Using multidetector-row computed tomography (MDCT), investigators found that multiple mandibular fractures of paramedian and condylar type may be a stronger indicator for temporal bone fractures. This study suggests that patients with mandibular fracture, especially the paramedian and condylar type, should be examined for coexisting temporal bone fracture using MDCT. 
Degree of confidence
CT scanning is the best method for detecting subtle or questionable fractures. CT scanning can also better elucidate hard-to-see fractures through the thin cortex of a pathologic lesion.
Motion artifact on reconstructed CT scan images can mimic a fracture. To reduce this artifact, the section thickness can be reduced and the sections can be overlapped.
Magnetic Resonance Imaging
Whereas CT scanning is used to evaluate the position of a condyle relative to the TMJ, MRI can be performed to evaluate the position and morphology of the cartilage of the TMJ. [14, 15, 16] MRI is best for evaluating a torn meniscus or a displaced disk (internal derangement), but rarely is trauma the instigating factor for this study.  As evaluated with MRI, TMJ pathology is most often degenerative in nature. This modality is also rarely used to evaluate for osteomyelitis that is secondary to mandibular fractures. 
Nogami et al studied 25 joints in 23 patients to determine the relationship between MRI evidence of joint effusion and concentrations of cytokines in synovial fluid samples from patients with mandibular condyle fractures. The results showed a correlation that could support arthrocentesis as a treatment modality for high condylar fractures. 
Endoscopic ultrasonography offers an alternative to MRI for evaluating the TMJ,  but ultrasonography is an invasive procedure, one that is usually performed with maxillofacial surgery. [20, 21, 22]

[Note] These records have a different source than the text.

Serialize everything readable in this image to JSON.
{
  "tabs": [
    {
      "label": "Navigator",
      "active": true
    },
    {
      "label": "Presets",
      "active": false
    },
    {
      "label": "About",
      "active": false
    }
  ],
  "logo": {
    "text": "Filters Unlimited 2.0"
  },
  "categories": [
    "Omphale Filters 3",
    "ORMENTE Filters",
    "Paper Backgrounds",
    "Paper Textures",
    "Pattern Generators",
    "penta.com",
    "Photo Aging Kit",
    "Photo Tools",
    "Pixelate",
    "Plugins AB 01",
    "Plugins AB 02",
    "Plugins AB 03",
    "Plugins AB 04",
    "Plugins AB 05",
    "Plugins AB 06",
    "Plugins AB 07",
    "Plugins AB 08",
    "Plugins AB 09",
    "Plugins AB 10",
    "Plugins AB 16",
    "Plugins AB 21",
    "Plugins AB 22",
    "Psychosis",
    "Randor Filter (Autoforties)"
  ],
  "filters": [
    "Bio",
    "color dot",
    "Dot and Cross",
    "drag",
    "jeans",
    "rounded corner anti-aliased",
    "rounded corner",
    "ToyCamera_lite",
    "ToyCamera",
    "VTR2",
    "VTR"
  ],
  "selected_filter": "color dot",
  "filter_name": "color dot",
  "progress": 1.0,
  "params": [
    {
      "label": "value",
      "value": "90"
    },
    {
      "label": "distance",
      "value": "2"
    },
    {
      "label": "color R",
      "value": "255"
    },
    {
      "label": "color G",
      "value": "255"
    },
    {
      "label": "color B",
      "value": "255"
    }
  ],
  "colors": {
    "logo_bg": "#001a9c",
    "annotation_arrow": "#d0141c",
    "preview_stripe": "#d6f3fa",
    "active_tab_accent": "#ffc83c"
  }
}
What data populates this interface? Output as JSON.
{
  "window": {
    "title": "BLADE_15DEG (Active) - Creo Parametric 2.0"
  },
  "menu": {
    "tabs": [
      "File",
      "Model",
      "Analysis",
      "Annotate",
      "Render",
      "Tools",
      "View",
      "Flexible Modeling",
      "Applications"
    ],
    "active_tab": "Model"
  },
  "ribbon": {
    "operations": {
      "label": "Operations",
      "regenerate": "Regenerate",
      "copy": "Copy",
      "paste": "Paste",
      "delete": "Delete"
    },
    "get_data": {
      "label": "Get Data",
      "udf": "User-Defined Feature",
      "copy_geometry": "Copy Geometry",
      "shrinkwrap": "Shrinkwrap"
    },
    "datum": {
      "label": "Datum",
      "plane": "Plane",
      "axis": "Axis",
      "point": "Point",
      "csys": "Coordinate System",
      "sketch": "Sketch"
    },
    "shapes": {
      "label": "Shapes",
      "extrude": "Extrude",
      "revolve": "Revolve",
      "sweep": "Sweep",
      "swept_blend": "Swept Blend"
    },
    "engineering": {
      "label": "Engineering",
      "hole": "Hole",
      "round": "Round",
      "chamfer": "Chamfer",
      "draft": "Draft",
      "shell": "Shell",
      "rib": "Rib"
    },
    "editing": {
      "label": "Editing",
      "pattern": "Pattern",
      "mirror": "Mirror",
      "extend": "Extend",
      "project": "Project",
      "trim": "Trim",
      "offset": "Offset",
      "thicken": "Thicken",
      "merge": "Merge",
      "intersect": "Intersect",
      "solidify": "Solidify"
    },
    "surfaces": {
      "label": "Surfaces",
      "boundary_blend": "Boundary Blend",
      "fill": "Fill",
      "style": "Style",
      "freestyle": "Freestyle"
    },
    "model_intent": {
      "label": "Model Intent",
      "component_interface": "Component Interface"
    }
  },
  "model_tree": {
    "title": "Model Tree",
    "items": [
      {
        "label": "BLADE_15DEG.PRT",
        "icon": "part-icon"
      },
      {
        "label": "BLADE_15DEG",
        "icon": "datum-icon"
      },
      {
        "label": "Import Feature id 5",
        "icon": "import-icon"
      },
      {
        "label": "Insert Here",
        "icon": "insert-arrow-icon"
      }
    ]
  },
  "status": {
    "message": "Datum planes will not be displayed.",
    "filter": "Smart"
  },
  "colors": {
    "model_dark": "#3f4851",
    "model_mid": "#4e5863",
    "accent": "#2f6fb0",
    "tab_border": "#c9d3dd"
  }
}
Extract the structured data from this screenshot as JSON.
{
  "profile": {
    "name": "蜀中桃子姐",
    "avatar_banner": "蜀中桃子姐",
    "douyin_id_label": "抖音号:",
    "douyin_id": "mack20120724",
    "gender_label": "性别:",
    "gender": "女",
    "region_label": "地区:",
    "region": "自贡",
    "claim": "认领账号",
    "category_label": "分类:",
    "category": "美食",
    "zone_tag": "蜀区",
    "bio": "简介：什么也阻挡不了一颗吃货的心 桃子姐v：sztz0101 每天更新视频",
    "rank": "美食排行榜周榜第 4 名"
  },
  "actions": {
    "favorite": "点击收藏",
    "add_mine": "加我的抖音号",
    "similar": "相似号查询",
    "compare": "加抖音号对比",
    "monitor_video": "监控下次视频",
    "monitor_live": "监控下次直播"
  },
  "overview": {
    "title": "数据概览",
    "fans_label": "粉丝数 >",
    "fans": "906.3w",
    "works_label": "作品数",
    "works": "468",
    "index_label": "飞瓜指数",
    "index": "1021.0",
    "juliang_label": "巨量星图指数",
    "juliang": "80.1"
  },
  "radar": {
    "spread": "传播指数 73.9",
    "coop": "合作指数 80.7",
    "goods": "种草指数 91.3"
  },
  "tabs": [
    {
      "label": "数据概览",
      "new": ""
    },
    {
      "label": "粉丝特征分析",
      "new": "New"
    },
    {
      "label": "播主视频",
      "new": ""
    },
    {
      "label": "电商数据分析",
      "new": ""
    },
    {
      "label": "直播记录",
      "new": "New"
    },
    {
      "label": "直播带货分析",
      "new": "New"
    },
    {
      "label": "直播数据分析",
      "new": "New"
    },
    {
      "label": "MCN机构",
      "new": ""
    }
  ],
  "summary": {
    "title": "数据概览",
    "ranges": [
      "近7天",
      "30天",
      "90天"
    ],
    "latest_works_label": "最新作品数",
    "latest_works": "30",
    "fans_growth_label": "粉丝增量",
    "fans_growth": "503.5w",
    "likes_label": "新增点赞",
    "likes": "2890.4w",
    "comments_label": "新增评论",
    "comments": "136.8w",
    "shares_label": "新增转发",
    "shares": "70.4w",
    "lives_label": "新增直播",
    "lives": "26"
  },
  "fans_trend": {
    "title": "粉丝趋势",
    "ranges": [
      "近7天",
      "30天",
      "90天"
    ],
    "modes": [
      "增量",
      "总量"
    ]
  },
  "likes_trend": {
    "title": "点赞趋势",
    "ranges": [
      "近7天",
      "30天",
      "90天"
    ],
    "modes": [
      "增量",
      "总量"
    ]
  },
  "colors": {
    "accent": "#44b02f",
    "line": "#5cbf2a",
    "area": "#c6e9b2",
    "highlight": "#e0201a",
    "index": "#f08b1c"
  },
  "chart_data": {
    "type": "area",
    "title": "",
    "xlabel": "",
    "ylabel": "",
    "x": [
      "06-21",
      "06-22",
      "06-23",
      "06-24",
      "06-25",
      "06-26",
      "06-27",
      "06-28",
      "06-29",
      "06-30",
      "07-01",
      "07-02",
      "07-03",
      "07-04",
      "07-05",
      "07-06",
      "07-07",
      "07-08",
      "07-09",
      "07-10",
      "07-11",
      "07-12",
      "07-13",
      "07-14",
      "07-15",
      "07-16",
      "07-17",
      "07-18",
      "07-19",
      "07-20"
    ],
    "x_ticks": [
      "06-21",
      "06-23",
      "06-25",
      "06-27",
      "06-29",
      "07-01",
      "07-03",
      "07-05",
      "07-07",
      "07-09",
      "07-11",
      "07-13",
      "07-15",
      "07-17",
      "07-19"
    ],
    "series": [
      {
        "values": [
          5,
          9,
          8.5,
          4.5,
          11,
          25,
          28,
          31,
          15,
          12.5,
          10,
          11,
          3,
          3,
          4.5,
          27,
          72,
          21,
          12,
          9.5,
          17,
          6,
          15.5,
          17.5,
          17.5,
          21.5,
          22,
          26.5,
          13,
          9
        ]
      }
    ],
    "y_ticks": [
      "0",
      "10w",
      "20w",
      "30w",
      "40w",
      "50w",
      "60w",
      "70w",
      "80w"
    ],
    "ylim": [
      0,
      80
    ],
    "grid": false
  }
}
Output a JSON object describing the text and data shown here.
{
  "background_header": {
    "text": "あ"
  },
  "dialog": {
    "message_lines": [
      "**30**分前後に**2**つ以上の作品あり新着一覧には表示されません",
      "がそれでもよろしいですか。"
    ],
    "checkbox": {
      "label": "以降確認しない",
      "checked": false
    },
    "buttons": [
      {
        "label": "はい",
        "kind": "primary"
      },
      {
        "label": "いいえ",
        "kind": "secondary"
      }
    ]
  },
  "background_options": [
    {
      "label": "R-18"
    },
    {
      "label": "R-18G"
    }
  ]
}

Nuclear medicine studies are not performed for the evaluation of acute mandibular fractures. However, in rare cases, a bone scan may be used to evaluate healing at a fracture plane; plain radiographs may not show evidence of healing because of the slow radiographic appearance of bone repair.
Infection and osteomyelitis after a fracture may be evaluated by means of triple-phase technetium-99m (99m Tc) bone scanning. Concurrent plain radiography may also show soft-tissue swelling, periosteal thickening, and focal osteopenia.